Larry was relieved when I found a job in Jackson, Wyoming with Hyko. They sold cleaning and paper products to businesses, primarily hotels and restaurants. It was a good temporary job, but I knew it would not be a long commitment there.
This is going into the next decade, but since I am on the “job changing” theme. The next job was with Coca-Cola at their Jackson Hole warehouse as the warehouse manager. Which put me, again, in a leadership position. I was in charge of everything that went on inside the warehouse. The manager had responsibility for the outside sales team and the drink machine technicians. During this job I was in the best physical condition I had been in since high school soccer and riding my bike in the mission field. My mornings were spent taking inventory, ordering products, or unloading shipments of products that came from the bottling plant. Near noon, the orders started coming in from the traveling sales staff. These orders needed to be pulled from stock and staged on mobile carts ready to load that night to go out to stores the next day. The cases of canned and bottled pop were not heavy, about 15 to 20 pounds each, but we were moving hundreds and hundreds of cases each day. Bend down, pick up, lift, swing onto the wheeled cart, repeat. I left for work before the family was up in the morning, and arrived home around six in the evening. All of this left me worn out.
Even with all that was going on in our family’s life during this decade, we added yet another family member; Marya’s sister Beth would visit during the summer months from Texas to avoid the heat. One summer she brought Crystal, a 17-year-old young lady, with her to help out with her four children, but alternative motive was to get Crystal (We call her Big Crystal to distinguish from our younger daughter Crystal) was to get her away from an unhealthy home environment. At the end of the summer she did not want to go back. However, her grandparents, who had legal guardianship over her would not let her stay in Idaho. We told Crystal that when she turned 18 she was welcome to come live with us if she wanted to.
Her birthday is at the end of December. She hopped on a plane just a few days after, came to live with us, and graduated from Teton Valley High School. She worked at Burger King, and then a clothing store. She chose to serve a mission for The Church of Jesus Christ of Latter-day Saints. She had fallen in love with Marya’s nephew and married him. So, she was semi-adopted by us, but then married into the family also. She is a lively, energetic person we love dearly.

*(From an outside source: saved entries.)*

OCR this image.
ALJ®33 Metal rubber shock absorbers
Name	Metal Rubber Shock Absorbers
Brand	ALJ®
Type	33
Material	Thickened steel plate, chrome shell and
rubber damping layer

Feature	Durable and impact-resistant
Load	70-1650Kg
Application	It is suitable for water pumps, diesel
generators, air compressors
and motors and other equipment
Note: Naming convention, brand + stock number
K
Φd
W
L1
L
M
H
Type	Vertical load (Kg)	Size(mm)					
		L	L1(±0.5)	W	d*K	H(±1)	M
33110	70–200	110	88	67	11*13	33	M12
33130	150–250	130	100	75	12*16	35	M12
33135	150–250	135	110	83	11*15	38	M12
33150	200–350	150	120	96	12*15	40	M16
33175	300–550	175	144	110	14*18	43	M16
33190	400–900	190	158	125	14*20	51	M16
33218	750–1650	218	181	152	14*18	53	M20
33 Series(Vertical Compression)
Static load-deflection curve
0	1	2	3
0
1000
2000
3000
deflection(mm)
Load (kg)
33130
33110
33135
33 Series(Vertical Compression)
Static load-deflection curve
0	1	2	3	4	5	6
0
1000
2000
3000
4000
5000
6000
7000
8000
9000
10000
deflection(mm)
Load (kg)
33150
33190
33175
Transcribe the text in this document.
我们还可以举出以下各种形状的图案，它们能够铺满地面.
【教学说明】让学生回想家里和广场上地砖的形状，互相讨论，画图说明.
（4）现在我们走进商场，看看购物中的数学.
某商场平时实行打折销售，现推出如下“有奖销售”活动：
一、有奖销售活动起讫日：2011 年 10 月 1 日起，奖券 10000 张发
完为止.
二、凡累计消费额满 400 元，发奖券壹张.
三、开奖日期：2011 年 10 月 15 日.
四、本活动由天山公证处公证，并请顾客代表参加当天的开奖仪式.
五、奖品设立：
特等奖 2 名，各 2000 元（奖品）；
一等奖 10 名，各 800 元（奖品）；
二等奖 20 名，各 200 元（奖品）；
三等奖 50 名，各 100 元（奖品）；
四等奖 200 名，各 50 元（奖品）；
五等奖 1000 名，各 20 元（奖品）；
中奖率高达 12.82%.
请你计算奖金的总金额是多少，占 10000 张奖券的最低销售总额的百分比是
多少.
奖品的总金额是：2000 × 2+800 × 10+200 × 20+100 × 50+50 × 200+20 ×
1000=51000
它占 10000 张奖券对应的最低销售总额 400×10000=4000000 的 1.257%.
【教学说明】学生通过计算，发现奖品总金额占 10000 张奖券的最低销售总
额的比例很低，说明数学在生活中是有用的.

Different line of thought…..As I was growing up in Preston we camped regularly in tents during the summer. I enjoyed those times out in nature with my family. I thought I liked camping, but after moving to Teton Valley I realized I like being in nature, but not necessarily camping. Because Teton Valley is right next to the mountains, I found that I liked going hiking and enjoying time in a campground around a fire and so forth, but my own bed was usually only 15 to 20 minutes away from many camping areas. I preferred to go home and sleep, and come back in the morning to resume activities. I really enjoy hiking. One of my favorite hikes is up to Table Mountain, or Table Rock. I have done that so many times I lost track.